Lo único que ha fallado, en los cálculos bien cimentados de Putin, ha sido el Ejército ruso. Este no ha estado en el lugar que el jefe del Kremlin le atribuía: por lo pronto no quería pelear y hemos visto la facilidad con que perdía las acciones que sus jefes les encomendaban. En primer término la de la acción. El Ejército de Putin no es ni sombra de lo que fue en algún momento: esa fuerza bien entrenada, equipada con armas modernas y, entre estas, un buen contingente de armas atómicas. Estas no sirven de gran cosa cuando un ejército se resiste a pelear, como se ha visto a la juventud rusa, dando una demostración al mundo de apatía y muy poca militancia. O de sabiduría.  Algo, en todo caso, que habla bien de la juventud rusa, que se niega a perder la vida por una causa innoble: la ocupación de Ucrania y lo que significaría para las fuerzas militares rusas. Es decir, una angustiosa demostración de la vileza que puede asumir una invasión militar: el rechazo de una población que, armada por la OTAN y, fundamentalmente, por los  Estados Unidos, resistiría la agresión y se defendería por todos los medios contra ella. El pueblo ucranio ha mostrado en estos días que un país no puede perpetrar, como quería Putin, una invasión pacífica de su territorio. Se ha defendido con uñas y dientes y lo que estamos viendo en la actualidad es una operación de humillación contra quienes, en vez de dejarse invadir, se las han arreglado para expulsar a los rusos de su territorio y reclaman a Occidente que les dé las armas que les permitan seguirse defendiendo. Es un reclamo justo, hasta que el propio Putin entienda que su concepción de Ucrania, como un pasivo apéndice de las fuerzas rusas es inactual y absurdo, y que, en todo caso, ha servido para que Europa –todo el mundo libre- haya manifestado su solidaridad con Ucrania, antes de saber que los ucranios sabían pelear y defenderse, sin dejarse intimidar por una fuerza descomunal, que no sabía ni quería pelear. No, al menos, con la buena conciencia del propio Putin, a quien, con el resultado de esta invasión,  la vida  será bastante difícil, cuando, los jerarcas del Kremlin se pongan a estudiar las consecuencias de la mal habida operación de invadir Ucrania, con el discutible resultado de encolerizar a una comunidad que no quería dejarse invadir, y a la que las intenciones rusas más bien han despertado y aguzado lo que hay que llamar un movimiento nacionalista exacerbado.
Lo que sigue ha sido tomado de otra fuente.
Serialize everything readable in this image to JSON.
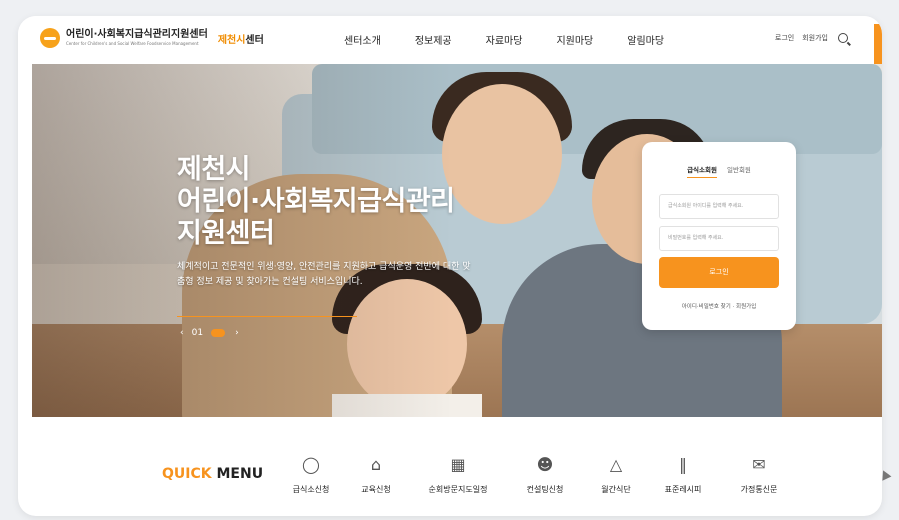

Vuelvo a lo que dije al principio. He leído todas las crónicas de los corresponsales que están allí, bajo las bombas, y cuyo testimonio es curiosamente afín: todos ellos, sin excepciones, señalan los últimos bombardeos rusos como destinados a poner fin a todo aquello con que los ucranios se disponen a enfrentar el invierno. Casas destruidas, edificios que fueron sólidos y que aparecen ahora despedazados, sistemas de calefacción deshechos o a punto de estarlo, y una ciudadanía que resiste, sabiendo muy bien que los más vulnerables entre ellos, por edad o por enfermedad, difícilmente sobrevivirán a este invierno, que amenaza con ser  más intenso y feroz que de costumbre. Frente a ello hay un gobierno que pide que se le dé al menos las armas con las que quiere defenderse. Este es un reclamo justo, de gentes que van a morir, y quienes tienen disposición deben cumplir con lo prometido. Es la única manera de ayudar a Ucrania en estos momentos y debemos estar a la altura, si no queremos que la voracidad imperialista de Putin se salga con la suya. Estados Unidos o la OTAN deben entregar las armas que han prometido y que permitan a los ucranios defenderse.